When you talk about cables, don't count the bare wire. A cable with black, red, and white is called a three-wire cable.
The white wire is the "Grounded" wire. It is grounded at the panel. However, that does not make it an equal to the bare ground wire ! Consider it a common return path for the power that goes out via the black and the red wires.
In your case, since you are not using the second switch any more, cap off and ignore the red wire in the power feed cable.
With the ballast, it seems that you have two 4-tube ballasts, with one of them being dead or a spare for future use. The black and white are the input wires. Connect the black from the good ballast to the black from the feed cable, and the white to the white from the feed cable.
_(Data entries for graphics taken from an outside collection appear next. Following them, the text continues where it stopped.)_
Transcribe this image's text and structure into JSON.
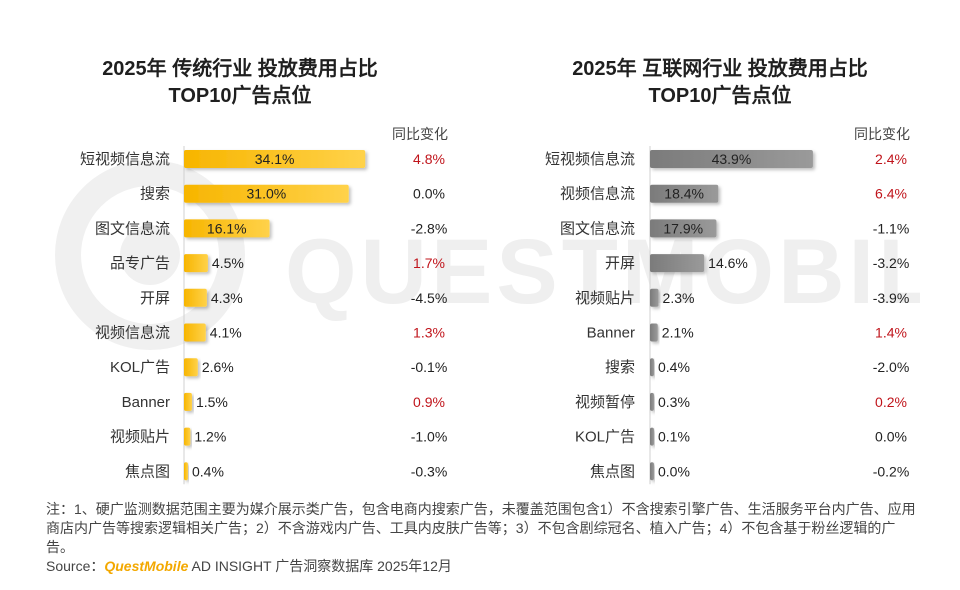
{
  "watermark": "QUESTMOBILE",
  "chart_data": [
    {
      "type": "bar",
      "orientation": "horizontal",
      "title_line1": "2025年 传统行业 投放费用占比",
      "title_line2": "TOP10广告点位",
      "change_header": "同比变化",
      "categories": [
        "短视频信息流",
        "搜索",
        "图文信息流",
        "品专广告",
        "开屏",
        "视频信息流",
        "KOL广告",
        "Banner",
        "视频贴片",
        "焦点图"
      ],
      "values": [
        34.1,
        31.0,
        16.1,
        4.5,
        4.3,
        4.1,
        2.6,
        1.5,
        1.2,
        0.4
      ],
      "value_labels": [
        "34.1%",
        "31.0%",
        "16.1%",
        "4.5%",
        "4.3%",
        "4.1%",
        "2.6%",
        "1.5%",
        "1.2%",
        "0.4%"
      ],
      "yoy_change": [
        "4.8%",
        "0.0%",
        "-2.8%",
        "1.7%",
        "-4.5%",
        "1.3%",
        "-0.1%",
        "0.9%",
        "-1.0%",
        "-0.3%"
      ],
      "yoy_highlight": [
        true,
        false,
        false,
        true,
        false,
        true,
        false,
        true,
        false,
        false
      ],
      "xlim": [
        0,
        35
      ],
      "bar_color": "#f7b500",
      "highlight_color": "#c0141b"
    },
    {
      "type": "bar",
      "orientation": "horizontal",
      "title_line1": "2025年 互联网行业 投放费用占比",
      "title_line2": "TOP10广告点位",
      "change_header": "同比变化",
      "categories": [
        "短视频信息流",
        "视频信息流",
        "图文信息流",
        "开屏",
        "视频贴片",
        "Banner",
        "搜索",
        "视频暂停",
        "KOL广告",
        "焦点图"
      ],
      "values": [
        43.9,
        18.4,
        17.9,
        14.6,
        2.3,
        2.1,
        0.4,
        0.3,
        0.1,
        0.0
      ],
      "value_labels": [
        "43.9%",
        "18.4%",
        "17.9%",
        "14.6%",
        "2.3%",
        "2.1%",
        "0.4%",
        "0.3%",
        "0.1%",
        "0.0%"
      ],
      "yoy_change": [
        "2.4%",
        "6.4%",
        "-1.1%",
        "-3.2%",
        "-3.9%",
        "1.4%",
        "-2.0%",
        "0.2%",
        "0.0%",
        "-0.2%"
      ],
      "yoy_highlight": [
        true,
        true,
        false,
        false,
        false,
        true,
        false,
        true,
        false,
        false
      ],
      "xlim": [
        0,
        45
      ],
      "bar_color": "#7b7b7b",
      "highlight_color": "#c0141b"
    }
  ],
  "footnote": "注：1、硬广监测数据范围主要为媒介展示类广告，包含电商内搜索广告，未覆盖范围包含1）不含搜索引擎广告、生活服务平台内广告、应用商店内广告等搜索逻辑相关广告；2）不含游戏内广告、工具内皮肤广告等；3）不包含剧综冠名、植入广告；4）不包含基于粉丝逻辑的广告。",
  "source": {
    "prefix": "Source：",
    "brand": "QuestMobile",
    "rest": " AD INSIGHT 广告洞察数据库 2025年12月"
  }
}
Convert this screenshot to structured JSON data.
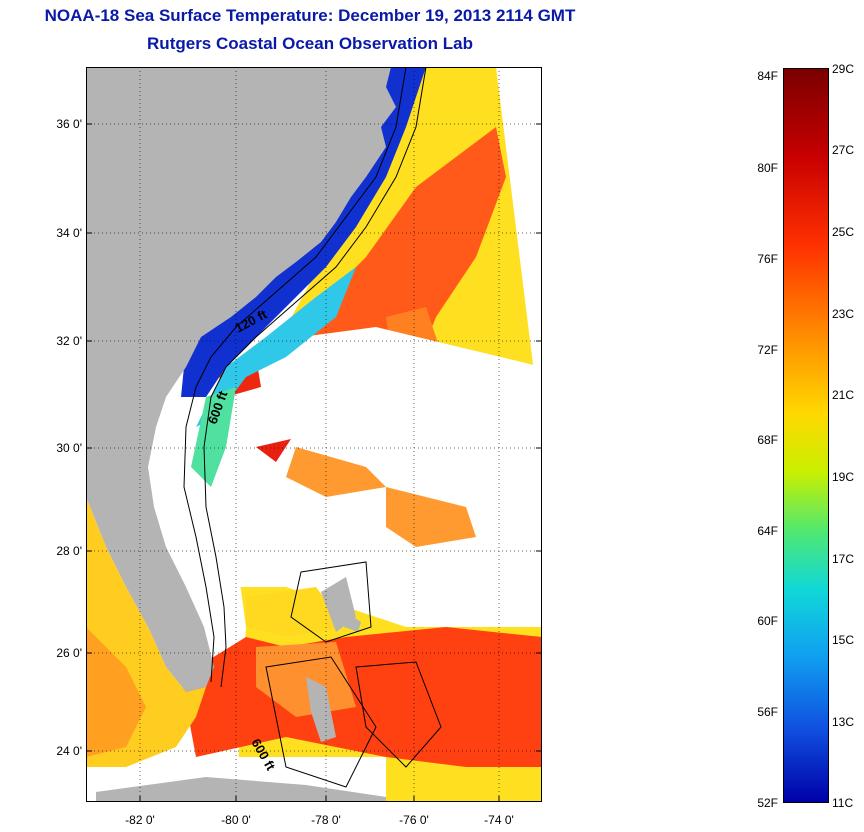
{
  "title_line1": "NOAA-18 Sea Surface Temperature:  December 19, 2013 2114 GMT",
  "title_line2": "Rutgers Coastal Ocean Observation Lab",
  "map": {
    "lat_ticks": [
      "36 0'",
      "34 0'",
      "32 0'",
      "30 0'",
      "28 0'",
      "26 0'",
      "24 0'"
    ],
    "lon_ticks": [
      "-82 0'",
      "-80 0'",
      "-78 0'",
      "-76 0'",
      "-74 0'"
    ],
    "contour_labels": [
      "120 ft",
      "600 ft",
      "600 ft"
    ],
    "land_color": "#b4b4b4"
  },
  "colorbar": {
    "fahrenheit": [
      "84F",
      "80F",
      "76F",
      "72F",
      "68F",
      "64F",
      "60F",
      "56F",
      "52F"
    ],
    "celsius": [
      "29C",
      "27C",
      "25C",
      "23C",
      "21C",
      "19C",
      "17C",
      "15C",
      "13C",
      "11C"
    ]
  }
}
The reds and the blues from one ballast go to the left ends of the tubes. The yellows go to the right end of the tubes, the end where there are probably jumper wires between the tube holders.
Try it first with the ballast that has a bare ground attached to it. Chances are that the other ballast is dead but that somebody was too lazy to remove it. That is quite common when removing the ballast would require taking the fixture down. Usually, though, the wires on the dead ballast are clipped off right close to the ballast.
Whether there is a bare ground attached to the metal can of the ballast or not, that makes no difference in the lighting, but it drastically cuts down the hum that you would hear on nearby older radios.